The comic actually shows at least a little bit of the aftermath of V's conflict with the government. A once powerful woman begs Finch to save her from a group of men camping outside who, she claims, she is forced to sleep with for food and shelter. This isn't the world that we imagine remains after the destruction of Parliament in the film, and the willful creation of such a world raises a lot more questions. There is, in other words, real moral ambiguity in the comic. Not so much in the film.

More than any other changes, the omission that bothered me more than just about anything else was the lack of any discussion of race in the film. It's made clear in the comic that one of the worst consequences of Adam Susan's rise to power is the wiping out of the black race. I may be wrong, but I cannot remember a single mention of this in the film. Thinking back on it, the only non-white faces I can recall seeing in the film were those of prisoners in the concentration camps, but I didn't notice at first because it isn't explicitly mentioned in the film and it isn't like a lack of non-white faces is particularly rare in major motion pictures.
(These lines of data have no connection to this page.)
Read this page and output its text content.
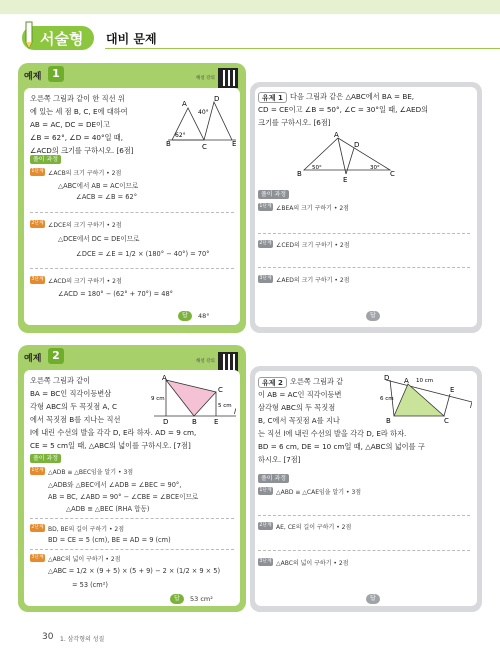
서술형 대비 문제
예제 1	해설 강의
오른쪽 그림과 같이 한 직선 위
에 있는 세 점 B, C, E에 대하여
AB = AC, DC = DE이고
∠B = 62°, ∠D = 40°일 때,
∠ACD의 크기를 구하시오. [6점]
A
D
B	C	E
40°
62°
풀이 과정
1단계 ∠ACB의 크기 구하기 • 2점
△ABC에서 AB = AC이므로
∠ACB = ∠B = 62°
2단계 ∠DCE의 크기 구하기 • 2점
△DCE에서 DC = DE이므로
∠DCE = ∠E = 1/2 × (180° − 40°) = 70°
3단계 ∠ACD의 크기 구하기 • 2점
∠ACD = 180° − (62° + 70°) = 48°
답	48°
유제 1 다음 그림과 같은 △ABC에서 BA = BE,
CD = CE이고 ∠B = 50°, ∠C = 30°일 때, ∠AED의
크기를 구하시오. [6점]
A
D
B	C
E
50°	30°
풀이 과정
1단계 ∠BEA의 크기 구하기 • 2점
2단계 ∠CED의 크기 구하기 • 2점
3단계 ∠AED의 크기 구하기 • 2점
답
예제 2	해설 강의
오른쪽 그림과 같이
BA = BC인 직각이등변삼
각형 ABC의 두 꼭짓점 A, C
에서 꼭짓점 B를 지나는 직선
l에 내린 수선의 발을 각각 D, E라 하자. AD = 9 cm,
CE = 5 cm일 때, △ABC의 넓이를 구하시오. [7점]
A
C
D	B E
l
9 cm
5 cm
풀이 과정
1단계 △ADB ≡ △BEC임을 알기 • 3점
△ADB와 △BEC에서 ∠ADB = ∠BEC = 90°,
AB = BC, ∠ABD = 90° − ∠CBE = ∠BCE이므로
△ADB ≡ △BEC (RHA 합동)
2단계 BD, BE의 길이 구하기 • 2점
BD = CE = 5 (cm), BE = AD = 9 (cm)
3단계 △ABC의 넓이 구하기 • 2점
△ABC = 1/2 × (9 + 5) × (5 + 9) − 2 × (1/2 × 9 × 5)
= 53 (cm²)
답	53 cm²
유제 2 오른쪽 그림과 같
이 AB = AC인 직각이등변
삼각형 ABC의 두 꼭짓점
B, C에서 꼭짓점 A를 지나
는 직선 l에 내린 수선의 발을 각각 D, E라 하자.
BD = 6 cm, DE = 10 cm일 때, △ABC의 넓이를 구
하시오. [7점]
D A
E
B	C
l
10 cm
6 cm
풀이 과정
1단계 △ABD ≡ △CAE임을 알기 • 3점
2단계 AE, CE의 길이 구하기 • 2점
3단계 △ABC의 넓이 구하기 • 2점
답
30 1. 삼각형의 성질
Watching the Making Of feature on the V for Vendetta DVD didn't help my steadily dropping opinion of the film. I'd say the first 5 minutes or so of the feature is taken up with the various filmmakers and actors very defensively (in some cases, they really do seem a little nervous and twitchy) justifying the differences between the comic and the film. There are no explicit insults about Moore, but there's certainly a healthy amount of condescension. Perhaps what annoyed me the most was McTeigue claiming he had decided to not reveal V's face because he wanted to go against audience expectation. It just seemed to me that, with everything they had - for better or worse - changed about the story, it was a little disappointing to hear the director take credit for one of the few things he simply lifted directly from the comic.

It took me some time before I could decide upon what I would write in this column. I don't know that I've ever felt more ambivalent about a film. V for Vendetta is a blunted version of the comic. It's watered down. It does not live up to the spirit of its source material.

I don't care. I needed V for Vendetta.

Obviously, a movie alone didn't and couldn't purge me of anything. I'm still afraid. I struggle with it. I have to force myself during simple, stupid things, to let go and stop being afraid. Ask my girlfriend how long it took me to be able to be a passenger while she drove without tensing up and gasping every few minutes. I sometimes double-check, triple-check (or more), the locks on my front door. Just in the past few weeks, during the bus drive home, when it takes a particularly nasty curve of bridge over the Hudson and some silly part of my brain tells me the bus is top-heavy and it's going to topple over the guard rail and squash me into nothing, I've learned to not do it - to not tense up my legs, to not grab onto the seat in front of me for dear life while trying to not look horrified to the other passengers (who, unlike me, keep reading or lounging, as comfortable as they would be in their own living rooms). But before I learned to stop myself, before I learned to even begin facing the fear, I needed someone to tell me what's really important. What is really important is not that what I fear at any given time won't happen, because that's a lie. It might. And ultimately, in one way or another, it will. What's important is that if the worst happens, if they take me behind the chemical shed and shoot me, I need to remember what it is to always be afraid, and know there are worst things than dying behind the chemical shed.